Urban Indian 2
I met a man some years ago who was a vaunted Ojibwa teacher. He’d published books, taught at universities and been a high profile ethnological speaker. That means, he was able to talk about the entire gamut of Anishinabeg reality, both the historical and the contemporary. For the most part he was regarded as a learned, wise and pre-eminent expert on our culture.
From a podium one day I heard him say that “if you don’t speak the language, you are not Indian.” There were a whole lot of us in the crowd that day who could not speak Ojibwa. The gasp that went through that room was unforgettable.
Some of us had been part of the Sixties Scoop, that process where native kids were literally scooped out of their homes and communities and sent thousands of miles away to be raised in non-native homes. Another large segment had become displaced because of residential schools. Another group had lost contact with their people because of parental alcoholism or addiction. Some were from broken homes or inter-racial marriages. None of us had any responsibility for the hand of history.
Speaking to him later, I identified myself and where I lived at the time. He told me that I was an urban Indian and that I needed to find the language before I could find myself. That hurt. Lots. Circumstance had dictated where I had to live. Circumstance had deprived me of the ability to grow up with my people. Learning to feel Aboriginal had been a painstaking and difficult journey.
What he essentially told me was that I did not qualify as Ojibwa until I could speak the language. What he essentially said was that no matter what I did, how much I learned, how much ceremony and ritual I put into practice in my life, I would never really make the grade because of the significant lack of language. All the work of finding a native consciousness, heart and spirituality was nothing.
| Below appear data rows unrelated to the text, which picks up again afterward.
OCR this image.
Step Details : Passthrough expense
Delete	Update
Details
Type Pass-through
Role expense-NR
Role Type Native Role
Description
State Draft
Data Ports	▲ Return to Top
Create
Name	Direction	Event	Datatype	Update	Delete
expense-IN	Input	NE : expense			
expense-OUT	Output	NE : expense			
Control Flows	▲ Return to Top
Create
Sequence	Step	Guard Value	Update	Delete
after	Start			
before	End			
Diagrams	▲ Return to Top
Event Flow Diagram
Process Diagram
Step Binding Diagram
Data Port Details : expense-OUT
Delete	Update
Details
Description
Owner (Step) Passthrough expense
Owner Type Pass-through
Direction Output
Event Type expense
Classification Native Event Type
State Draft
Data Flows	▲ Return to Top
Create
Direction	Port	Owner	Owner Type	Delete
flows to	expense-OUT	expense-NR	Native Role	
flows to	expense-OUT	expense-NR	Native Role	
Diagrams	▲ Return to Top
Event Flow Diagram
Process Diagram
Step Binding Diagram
For a time I was ashamed of living where I lived. I was ashamed of my clothes, my haircut, the way I spoke and the way I walked. I was ashamed of my lack of talk. But a lady I met in Vancouver years ago made me proud of being an urban Indian. She lived in the notorious Downtown East Side. She didn’t drink, she wasn’t a street person. She was just old and poor and the room she lived in was all she could afford.
But she would sit at the window that overlooked Pigeon Park. It’s not really a park, it’s just a brick courtyard of sorts with benches where the drunks and junkies, hookers and the lost stop to smoke or beg or both. It’s a dim place. There are no beginnings there, only endings, dwindling, inescapable and sad.
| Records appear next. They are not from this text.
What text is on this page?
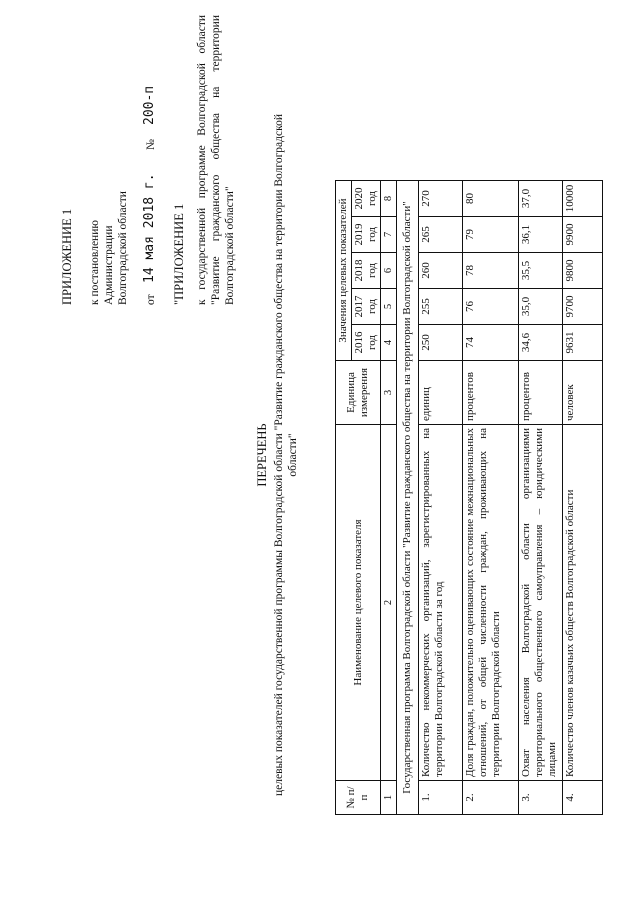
ПРИЛОЖЕНИЕ 1 к постановлению Администрации Волгоградской области от
14 мая 2018 г.
№
200-п
"ПРИЛОЖЕНИЕ 1 к государственной программе Волгоградской области "Развитие гражданского общества на территории Волгоградской области"
ПЕРЕЧЕНЬ целевых показателей государственной программы Волгоградской области "Развитие гражданского общества на территории Волгоградской области"
№ п/п	Наименование целевого показателя	Единица измерения	Значения целевых показателей				
			2016 год	2017 год	2018 год	2019 год	2020 год
1	2	3	4	5	6	7	8
Государственная программа Волгоградской области "Развитие гражданского общества на территории Волгоградской области"							
1.	Количество некоммерческих организаций, зарегистрированных на территории Волгоградской области за год	единиц	250	255	260	265	270
2.	Доля граждан, положительно оценивающих состояние межнациональных отношений, от общей численности граждан, проживающих на территории Волгоградской области	процентов	74	76	78	79	80
3.	Охват населения Волгоградской области организациями территориального общественного самоуправления – юридическими лицами	процентов	34,6	35,0	35,5	36,1	37,0
4.	Количество членов казачьих обществ Волгоградской области	человек	9631	9700	9800	9900	10000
I would visit her and I’d watch her ease the silken fringes of a shawl between her arthritic fingers. It was a fancy dancer’s shawl. It was a deep blue with the pattern of an eight pointed star embroidered into it. The fringes were yellow and orange and red and it still looked silky and shimmery in the frail light. Her grandmother had given it to her at the Standing Buffalo powwow the year before she died. It was her most prized possession.
She would talk of when she was fancy dancing in that shawl and she would smile shyly at the memory of a young native girl spinning, kicking, pretending that the drum could push her floating across the air, her feet light and nimble and quick, the powwow and all it represented like breath to her. I could feel all that.
But life was never predictable. After a range of experiences she touched down on the streets of Vancouver many moons before I met her. She was in her eighties then. When I looked at her it was though I could see the faded outline of low Saskatchewan hills sketched in the wrinkles of her brow
She didn’t dance anymore. She could barely walk. But as I watched her staring down at the derelicts and other pavement gypsies, she would sing an honour song, in the phonetics of her Cree language all soft and low and soothing. She no longer remembered the words but she still felt the song in her heart.
It was so their ancestors might watch over and protect them she said. It was the same song her grandmother taught her to sing the same year she got the shawl. The powwow, that song and the prayer it represented still the breath of her. Still the only gift she had to give away.
I never forgot that woman, never forgot her story or her song. If that’s being an urban Indian, sign me up today.